Gen took another quick look into the living room, where usually she only saw wicker furniture and a motley accumulation of seascapes on the walls. Now those were joined by a man lying on her floor, a man who set off bells in Gen she hadn’t even known she had. A man who had single-handedly upended her universe more than all the deaths and desertions she’d suffered in her life.

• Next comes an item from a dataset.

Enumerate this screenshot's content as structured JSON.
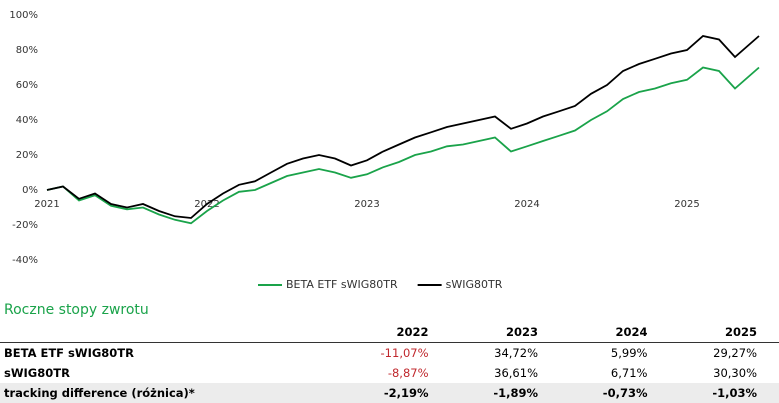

He’d called her by name. By name, for God’s sake, when she would have gladly sworn in court that she’d never set eyes on him before in her life. In this life, anyway.
But that was absurd.
What was she going to do?
“Gen...”
She moved without thinking.
His voice was so deep, like the growl of the surf against rocks. His face was so weary, as if he’d struggled for a long time against something. Gen wanted to ease the lines of strain that marred his forehead. She wanted to pull him back into her arms.
She crouched down next to him, preparing to demand answers.
“I can’t... I...”
She squeezed her eyes shut a moment, held her breath. Knew she didn’t have a whole lot to lose, and sought her answers.
“Rafe?”
His eyelids fluttered again. His hands clutched at something she couldn’t see.
“I’m sorry, girl. I’m sorry.”
Gen didn’t think she could be more afraid. “Rafe, it’s me. Wake up.”
She even nudged him, which probably wasn’t therapeutic in anybody’s book. But she wasn’t a nurse, no matter what she seemed to suddenly remember. She was a businesswoman, and TLC wasn’t one of the degrees she’d earned.
“Rafe, please,” she begged, easing down to a sitting position for what looked like a long wait. “Talk to me.”
He surprised her yet again. With no more than a sigh, he opened his eyes and looked at her.
And Gen felt her own breath catch. Snagged deep in her chest by a storm of emotions she’d thought she only imagined being so powerful. Joy, desire, relief. Love.
It couldn’t be. She didn’t even know him.
And yet she felt as if she’d loved him for the longest time.
“Rafe?” Her voice this time was small, uncertain. Tears burned the back of her throat.